This is something I read from:
Weekly Parasha Insights by Rabbi Eli Mansour
Description: Parashat VaEra: Making Exile Intolerable
In the beginning of Parashat Vaera, G-d speaks to Moshe and commands him to convey to Beneh Yisrael His promises of redemption. The first promise is “Ve’hoseti Etchem Mi’tahat Siblot Misrayim,” which is commonly translated as, “I shall take you from under the suffering of Egypt.”

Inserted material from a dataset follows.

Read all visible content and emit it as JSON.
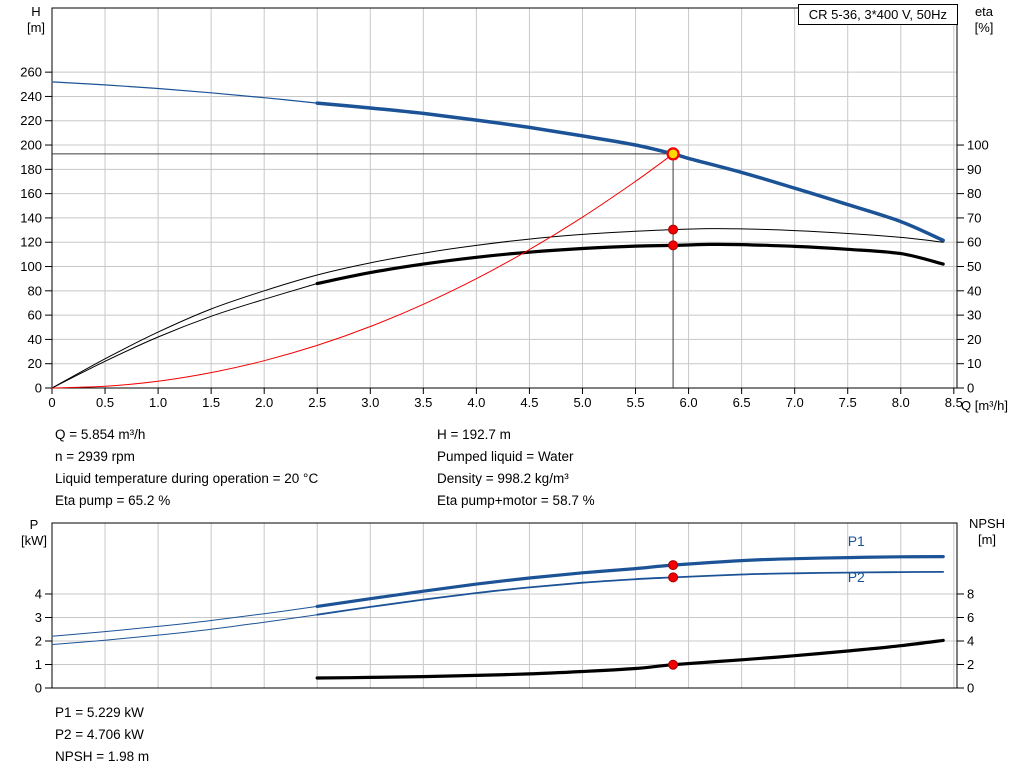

The word “Siblot,” which is generally understood here to mean “suffering,” also has another meaning – “tolerance.” One Rabbi thus explained that G-d here promises to remove Beneh Yisrael from their “tolerance,” from their acceptance of their situation. It is natural after many years of suffering adverse conditions to accept the situation and no longer feel a need to change it. That this occurred to Beneh Yisrael is evidenced by the fact that later, during the nation’s travels in the desert, there were times when they cried to Moshe and nostalgically recalled their experiences in Egypt. As miserable as their conditions were, with time they resigned themselves to the situation and accepted it the way it was, without seeking to change it. This is a very common and natural tendency, but it needed to be reversed before Beneh Yisrael could be freed from Egypt. In order for Beneh Yisrael to be worthy of redemption, they needed to find their situation intolerable. And thus the first step in the process of Yesi’at Misrayim was the people’s release from “Siblot Misrayim” – from their ability to tolerate their conditions of bondage. The process of redemption could not begin unless the people wanted it. G-d therefore had to help extricate them from their acceptance of slavery as a tolerable condition before the Exodus could unfold.